Those of us that write software for SQL Server or administer SQL Server instances are in the middle of the password challenges for security. We often require some sort of password for our users, storing this inside our database, but we also deal with the hassles of managing our own passwords on the platform, for administrators, applications, and services. We may handle one set of passwords differently from others, or perhaps even handle every type of password differently.
When I started working with computers, most of the systems were single user. We didn't have logins on the old Vic-20s or Apple IIs or TRS-80s. In fact, security was keeping control of the floppy disks or tapes with our code on them. Over time, I moved to multi-user systems in university, where we needed a login and password, but often we used the same random password we were assigned all semester. A few systems asked us to change periodically, which later became a requirement (and best practice) in various companies. In fact, at one company, the general password policy was 120 days for users, but 30 days for sysadmins, including service accounts.

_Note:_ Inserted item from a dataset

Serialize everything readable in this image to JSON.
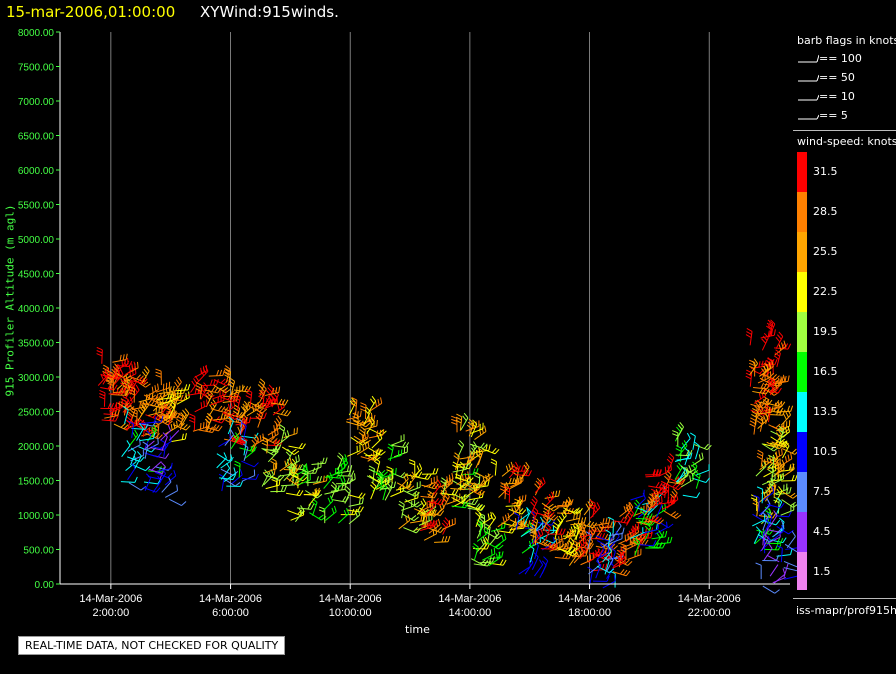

Over the last decade, I've seen various advice and changes in how platforms and software handles passwords. We have two factor authentication (2FA) taking hold for some, longer password fields for many, complexity requirements that are all over the board, biometrics being implemented in mobile systems and certainly still many poor practices highly visible in large organizations. There are many designs and practices talked about, but I rarely see a good, comprehensive list of well thought out recommendations.
Until this week. Troy Hunt wrote a great piece on modern authentication guidance, and it's one that got me thinking. We should be both allowing users more freedom, and preventing stupidity, like reusing cracked passwords. We shouldn't be forcing changes, allowing password managers, and getting rid of specific complexity requirements. He gives reasons and provides references from large national organizations that study the issues. Some of the choices aren't ones I've made in the past, but they are ones I'd like to see implemented in the future.
I'd really like to see a shorter list of best practices for software authetnication that developers can reference easily, with supporting documentation and better examples. This is one of the issues I've had with Microsoft's Secure Coding site. If a developer wants to get started and upgrade their code, they don't have good examples. Just lots of descriptions of what is good, but not a framework of schemes that help them actually start writing code.
Certainly applications should separate their authentication schemes and be able to upgrade them, especially as our guidelines change. If we needed to implement 2FA, how easily could any of you upgrade your authentication? Perhaps more of a question, if you wanted to have limited access when there are red flags during the login, can you change your security model? To me, that's a hard one, but one that we might want in more software.
I would also argue that SQL Server should implement more flexible security schemes in its own framework. Why shouldn't we have 2FA? Or perhaps a better way of enforcing passwords outside of what Windows allows. Could we attempt to verify a sysadmin login, perhaps limiting them to read only informaiton, or system functions outside of databases until some second verification is performed? For that matter, why can't we have a sysadmin that doesn't have the ability to read from any tables in any databases? I've love to see a security model that implemented those restrictions.
Security, authentication, and controlling data access is always a challenge, but I'm hopeful that we will see more resource and options, as well as guidance and sample code, in the future. We rely more and more on data in our digital databases, so let's try to provide more security as we move forward.